Che facea gonfio e bianco andar di spume
La nieve sciolta e le montane piove:
ed è ridotto a descrittivo, elemento di natura
Ch'alhora gonfio e bianco iva di spume
Per nieve sciolta e per montane piove


(l'«iva» diventerà poi «era», poi ancora «gia» nella stampa). Trionfa altrove (XXXVII, 11o) un torrente mitologico («Come torrente che superbo faccia Lunga pioggia talvolta o nievi sciolte») ; ma quello resterà, come allegoria di Marganorre; e l'aggiunta, dunque la differenziazione, è dello stesso tempo: fase revisoria dell'edizione del '21.

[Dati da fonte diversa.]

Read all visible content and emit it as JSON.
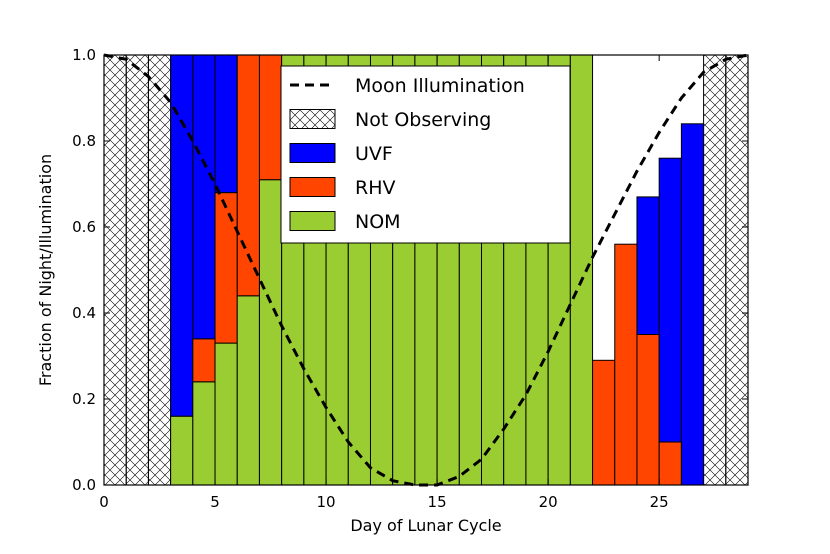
{
  "chart_data": {
    "type": "bar",
    "stacked": true,
    "xlabel": "Day of Lunar Cycle",
    "ylabel": "Fraction of Night/Illumination",
    "xlim": [
      0,
      29
    ],
    "ylim": [
      0,
      1.0
    ],
    "xticks": [
      0,
      5,
      10,
      15,
      20,
      25
    ],
    "xtick_labels": [
      "0",
      "5",
      "10",
      "15",
      "20",
      "25"
    ],
    "yticks": [
      0.0,
      0.2,
      0.4,
      0.6,
      0.8,
      1.0
    ],
    "ytick_labels": [
      "0.0",
      "0.2",
      "0.4",
      "0.6",
      "0.8",
      "1.0"
    ],
    "legend_position": "top-center",
    "days": [
      0,
      1,
      2,
      3,
      4,
      5,
      6,
      7,
      8,
      9,
      10,
      11,
      12,
      13,
      14,
      15,
      16,
      17,
      18,
      19,
      20,
      21,
      22,
      23,
      24,
      25,
      26,
      27,
      28
    ],
    "series": [
      {
        "name": "NOM",
        "key": "nom",
        "color": "#9acd32",
        "values": [
          0,
          0,
          0,
          0.16,
          0.24,
          0.33,
          0.44,
          0.71,
          1,
          1,
          1,
          1,
          1,
          1,
          1,
          1,
          1,
          1,
          1,
          1,
          1,
          1,
          0,
          0,
          0,
          0,
          0,
          0,
          0
        ]
      },
      {
        "name": "RHV",
        "key": "rhv",
        "color": "#ff4500",
        "values": [
          0,
          0,
          0,
          0,
          0.1,
          0.35,
          0.56,
          0.29,
          0,
          0,
          0,
          0,
          0,
          0,
          0,
          0,
          0,
          0,
          0,
          0,
          0,
          0,
          0.29,
          0.56,
          0.35,
          0.1,
          0,
          0,
          0
        ]
      },
      {
        "name": "UVF",
        "key": "uvf",
        "color": "#0000ff",
        "values": [
          0,
          0,
          0,
          0.84,
          0.66,
          0.32,
          0,
          0,
          0,
          0,
          0,
          0,
          0,
          0,
          0,
          0,
          0,
          0,
          0,
          0,
          0,
          0,
          0,
          0,
          0.32,
          0.66,
          0.84,
          0,
          0
        ]
      },
      {
        "name": "Not Observing",
        "key": "not_observing",
        "color": "#ffffff",
        "values": [
          1,
          1,
          1,
          0,
          0,
          0,
          0,
          0,
          0,
          0,
          0,
          0,
          0,
          0,
          0,
          0,
          0,
          0,
          0,
          0,
          0,
          0,
          0,
          0,
          0,
          0,
          0,
          1,
          1
        ]
      }
    ],
    "line_series": {
      "name": "Moon Illumination",
      "style": "dashed",
      "color": "#000000",
      "x": [
        0,
        1,
        2,
        3,
        4,
        5,
        6,
        7,
        8,
        9,
        10,
        11,
        12,
        13,
        14,
        15,
        16,
        17,
        18,
        19,
        20,
        21,
        22,
        23,
        24,
        25,
        26,
        27,
        28,
        29
      ],
      "y": [
        1.0,
        0.99,
        0.95,
        0.89,
        0.8,
        0.7,
        0.59,
        0.48,
        0.37,
        0.27,
        0.18,
        0.1,
        0.04,
        0.01,
        0.0,
        0.0,
        0.02,
        0.06,
        0.13,
        0.21,
        0.31,
        0.42,
        0.53,
        0.63,
        0.73,
        0.82,
        0.9,
        0.96,
        0.99,
        1.0
      ]
    },
    "legend": [
      {
        "label": "Moon Illumination",
        "key": "moon"
      },
      {
        "label": "Not Observing",
        "key": "not_observing"
      },
      {
        "label": "UVF",
        "key": "uvf"
      },
      {
        "label": "RHV",
        "key": "rhv"
      },
      {
        "label": "NOM",
        "key": "nom"
      }
    ]
  }
}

Ma come chiameremo, con precisione lessicale, i processi antialessandrini che siamo venuti descrivendo? Certamente, processi distruttivi; e ricordiamo: «Palpabile è quest'opera di svalutazione e distruzione... E questo tono è altresì la tante volte notata e denominata, e non mai bene determinata ironia ariostesca...» (Croce). Così più su s'era dovuto definire con l'esatto nome il proprio contenuto del Furioso: « Il primo cangiamento ch'essi sentimenti particolari soffersero non appena vennero toccati dall'Armonia..., si manifestò nella perdita della loro autonomia, nella sottomissione a un unico signore, nella discesa da tutto a parte... ». È quanto dire: la direzione costante che s'individua nel lavoro correttorio dell'Ariosto si trova a coincidere perfettamente con la miglior descrizione caratterizzante che sia stata data fin qui della sua poesia.